How different my generation was from the youngsters today who want to speak like urban American black “gangstas”. At least the guys we were taking a lead from, albeit without realising it, helped save the world for democracy, or at least paid a key role in holding back the Nazi hordes when Britain stood alone – if you don't count India, Canada, Australia, New Zealand, South Africa, the West Indies, and other odds and sods from the Commonwealth/Empire.

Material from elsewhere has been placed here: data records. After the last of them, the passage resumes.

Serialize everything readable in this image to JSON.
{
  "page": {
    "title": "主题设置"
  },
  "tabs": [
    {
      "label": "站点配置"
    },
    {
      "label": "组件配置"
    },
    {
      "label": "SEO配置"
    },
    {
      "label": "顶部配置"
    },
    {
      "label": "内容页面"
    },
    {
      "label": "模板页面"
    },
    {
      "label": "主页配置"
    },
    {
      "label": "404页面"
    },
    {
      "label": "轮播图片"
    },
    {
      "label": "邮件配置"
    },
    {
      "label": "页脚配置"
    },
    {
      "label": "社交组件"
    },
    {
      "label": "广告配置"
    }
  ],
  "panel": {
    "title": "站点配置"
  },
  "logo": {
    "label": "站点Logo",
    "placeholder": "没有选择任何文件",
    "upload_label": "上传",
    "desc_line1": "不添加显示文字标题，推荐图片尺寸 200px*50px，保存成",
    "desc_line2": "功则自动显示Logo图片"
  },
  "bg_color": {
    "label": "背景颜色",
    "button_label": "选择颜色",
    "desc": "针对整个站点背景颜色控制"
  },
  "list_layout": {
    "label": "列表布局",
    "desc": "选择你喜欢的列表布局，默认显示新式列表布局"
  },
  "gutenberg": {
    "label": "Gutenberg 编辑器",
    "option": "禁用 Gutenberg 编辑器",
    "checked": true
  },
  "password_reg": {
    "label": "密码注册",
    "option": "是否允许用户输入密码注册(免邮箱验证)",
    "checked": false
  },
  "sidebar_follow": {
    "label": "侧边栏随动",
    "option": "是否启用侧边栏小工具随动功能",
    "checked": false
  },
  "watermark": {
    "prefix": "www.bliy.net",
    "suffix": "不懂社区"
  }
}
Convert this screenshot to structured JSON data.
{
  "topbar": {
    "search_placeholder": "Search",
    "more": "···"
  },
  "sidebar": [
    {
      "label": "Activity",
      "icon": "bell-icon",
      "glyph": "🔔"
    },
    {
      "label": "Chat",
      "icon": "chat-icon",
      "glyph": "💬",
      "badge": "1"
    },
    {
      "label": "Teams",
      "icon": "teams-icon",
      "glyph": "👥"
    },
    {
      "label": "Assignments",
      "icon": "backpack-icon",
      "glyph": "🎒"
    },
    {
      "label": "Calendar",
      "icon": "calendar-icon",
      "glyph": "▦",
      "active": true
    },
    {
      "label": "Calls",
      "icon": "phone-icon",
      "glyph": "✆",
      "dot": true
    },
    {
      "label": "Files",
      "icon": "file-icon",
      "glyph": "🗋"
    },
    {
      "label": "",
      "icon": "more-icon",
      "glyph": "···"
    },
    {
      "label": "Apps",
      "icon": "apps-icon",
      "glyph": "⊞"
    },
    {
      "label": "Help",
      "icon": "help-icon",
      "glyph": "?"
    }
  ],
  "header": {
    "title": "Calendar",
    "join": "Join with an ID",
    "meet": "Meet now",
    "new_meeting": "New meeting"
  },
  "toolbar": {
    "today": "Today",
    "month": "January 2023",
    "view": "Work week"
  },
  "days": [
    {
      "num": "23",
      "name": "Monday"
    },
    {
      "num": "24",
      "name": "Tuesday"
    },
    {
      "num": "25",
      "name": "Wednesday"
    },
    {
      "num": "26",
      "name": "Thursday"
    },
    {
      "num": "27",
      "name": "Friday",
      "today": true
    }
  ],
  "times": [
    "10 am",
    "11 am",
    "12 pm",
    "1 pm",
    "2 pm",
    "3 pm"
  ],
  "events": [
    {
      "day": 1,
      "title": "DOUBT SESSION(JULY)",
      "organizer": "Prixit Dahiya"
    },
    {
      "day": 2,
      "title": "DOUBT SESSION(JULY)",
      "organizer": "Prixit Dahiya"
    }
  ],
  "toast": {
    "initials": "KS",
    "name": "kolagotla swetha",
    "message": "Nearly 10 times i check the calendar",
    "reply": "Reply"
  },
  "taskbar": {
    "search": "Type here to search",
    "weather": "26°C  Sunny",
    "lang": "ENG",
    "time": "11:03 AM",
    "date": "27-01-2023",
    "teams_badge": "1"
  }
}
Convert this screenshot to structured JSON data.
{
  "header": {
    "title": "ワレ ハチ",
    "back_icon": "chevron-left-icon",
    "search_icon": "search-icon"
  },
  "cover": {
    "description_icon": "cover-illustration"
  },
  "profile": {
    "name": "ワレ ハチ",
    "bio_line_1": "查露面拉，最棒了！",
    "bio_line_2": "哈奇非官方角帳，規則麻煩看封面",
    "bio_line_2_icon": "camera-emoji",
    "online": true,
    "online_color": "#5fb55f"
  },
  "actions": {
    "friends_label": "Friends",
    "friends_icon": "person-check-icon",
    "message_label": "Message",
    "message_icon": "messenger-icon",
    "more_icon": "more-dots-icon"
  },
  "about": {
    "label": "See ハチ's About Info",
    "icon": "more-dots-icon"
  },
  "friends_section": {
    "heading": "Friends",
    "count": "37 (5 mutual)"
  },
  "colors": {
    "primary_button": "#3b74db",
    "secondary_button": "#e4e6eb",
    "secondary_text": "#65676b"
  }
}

Or so I thought. More recently I was reading a book about the first penal colonies in Australia. I found that many of the criminal exiles spoke a language unintelligible to non-criminal outsiders. It was called “flash” or “cant”. And lo and behold the word for a juvenile who grabbed stolen property from a thief and darted away through the crowd with the evidence was “kiddy”. I remember my grandpa always talked about “the kiddies” and I'm sure he didn't mean child criminals who should have been behind bars. I refer to small children as “kids” all the time. So, I use 18th Century criminal slang all the time. I wonder what “rap” lingo will be used in 200 years time. I'm sure some of it will.
In a third book, yes I do read a lot, I came across the surprise origin of a word a lot of my school mates used for 'crazy”, usually “fighting crazy”. The word was “raj”. It turns out the word in Romany in origin. I would never have guessed. There was time when a gypsy was as welcome in the average home as a modern-day rapper determined to prove he's still “real”. Or whatever the term is.